Actualisatie natuurtoets en ontheffing 2011

Aangezien de geldigheidsduur van de verleende ontheffing is verstreken, is in het kader van dit wijzigingsplan een nieuwe ontheffing aangevraagd. Ter onderbouwing van deze aanvraag heeft een actualisatie van de door bureau Waardenburg uitgevoerde quickscan naar de natuurwaarden plaatsgevonden, inclusief een veldbezoek ter plaatse. De resultaten zijn opgenomen in de rapportage Natuurtoets aansluiting Gouwedreef (Grontmij, 2011), zie bijlage

Uit deze actualisatie blijkt dat er broedvogels, zoogdieren, vissen en amfibieën binnen het plangebied kunnen voorkomen, die beschermd zijn onder Flora- en faunawet tabel 2 en 3.

  • Met betrekking tot de broedvogels wordt aanbevolen om verstorende werkzaamheden, zoals kapwerkzaamheden, buiten het broedseizoen uit te voeren. Het broedseizoen is per soort verschillend maar over het algemeen wordt de periode 15 maart tot 15 juli aangehouden. Ook met broedgevallen buiten de deze periode moet rekening gehouden worden. Als hieraan voldaan wordt, is geen ontheffingsaanvraag nodig.
  • Met betrekking tot de vissen (kleine modderkruiper, bittervoorn) kan gewerkt worden met mitigerende maatregelen. Om er zeker van te zijn dat deze maatregelen voldoen, wordt een nieuwe ontheffing aangevraagd.

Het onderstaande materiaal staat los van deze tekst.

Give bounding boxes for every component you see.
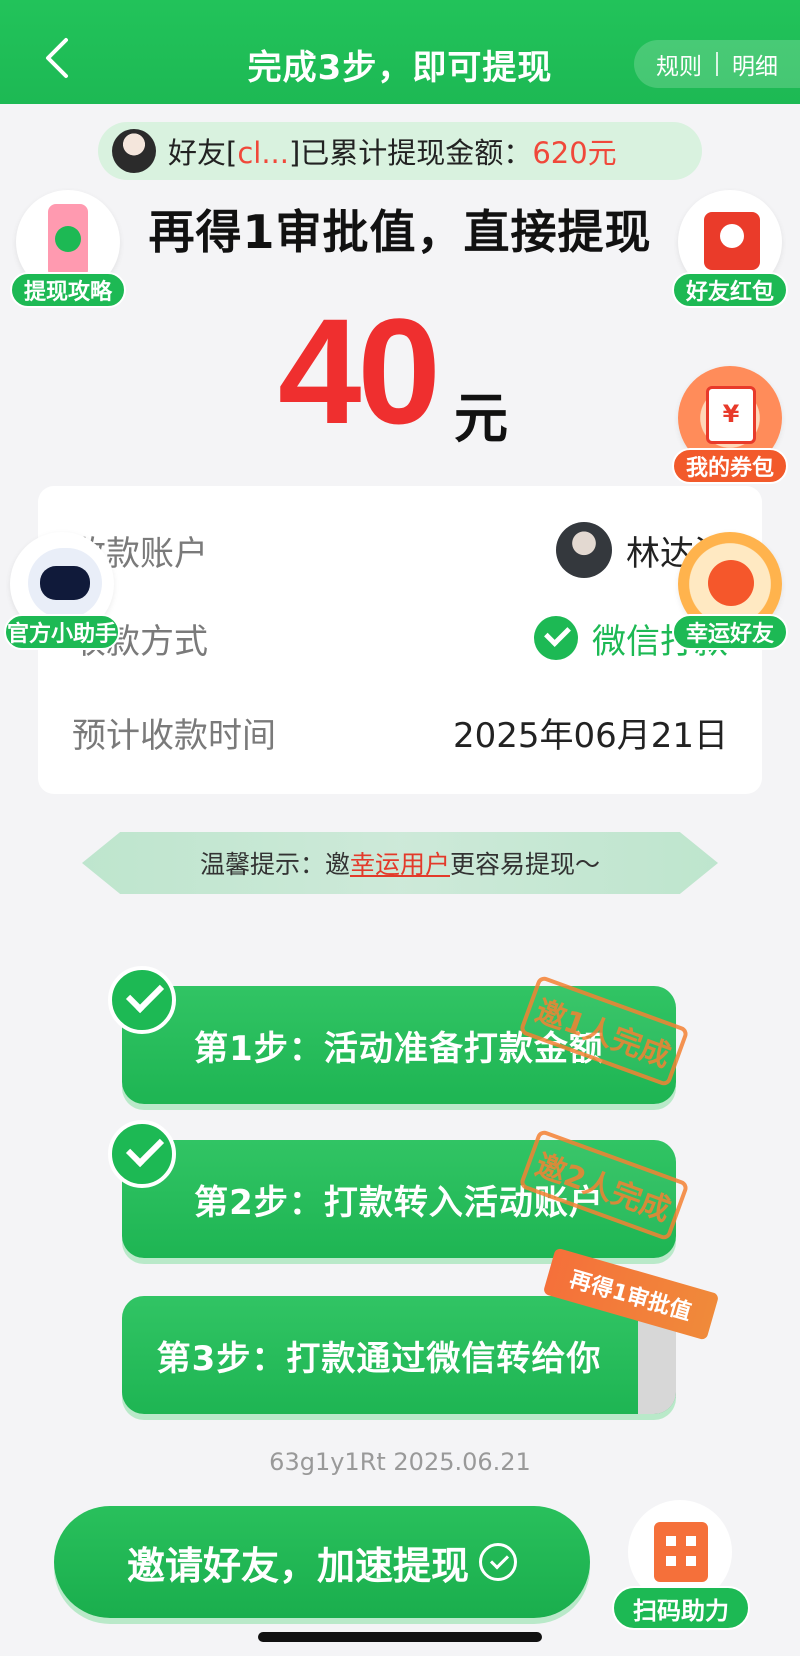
method-row: 收款方式 微信打款 bbox=[72, 608, 728, 668]
invite-friends-button[interactable]: 邀请好友，加速提现 bbox=[54, 1506, 590, 1618]
wechat-pay-icon bbox=[534, 616, 578, 660]
lucky-friend-button[interactable]: 幸运好友 bbox=[672, 532, 788, 650]
scan-help-label: 扫码助力 bbox=[612, 1586, 750, 1630]
withdraw-amount: 40 bbox=[278, 287, 441, 455]
divider bbox=[716, 52, 718, 76]
banner-text: 好友[cl...]已累计提现金额：620元 bbox=[168, 136, 617, 170]
float-label: 提现攻略 bbox=[10, 272, 126, 308]
qr-code-icon bbox=[654, 1522, 708, 1582]
friend-withdraw-banner: 好友[cl...]已累计提现金额：620元 bbox=[98, 122, 702, 180]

In het kader van deze actualisatie is tevens vastgesteld dat de 30 inmiddels gekapte bomen langs de N207 ter hoogte van de nieuwe rotonde geen deel uitmaakten van de hoofdgroenstructuur. Een omgevingsvergunning voor de kap is dan niet noodzakelijk. Tevens is vastgesteld dat er vleermuizen in het gebied voorkomen (onderzoek Zoogdiervereniging 2006). Voor deze vleermuizen zijn er voldoende uitwijkmogelijkheden. Omdat de overheersende vliegroute van de vleermuizen oost-west is, zal langs de Gouwedreef de bomenrij worden doorgetrokken.

Conclusie

Vanuit de natuurbeschermingswetgeving (Flora- en Faunawet en Natuurbeschermingswet 1998) bestaan geen bezwaren tegen de uitvoering van het project. Ten behoeve van de mogelijke verstoring van enkele beschermde diersoorten is ontheffing verleend. Bij het uitvoeren van de werkzaamheden worden de voorwaarden die aan de ontheffing zijn verbonden in acht genomen.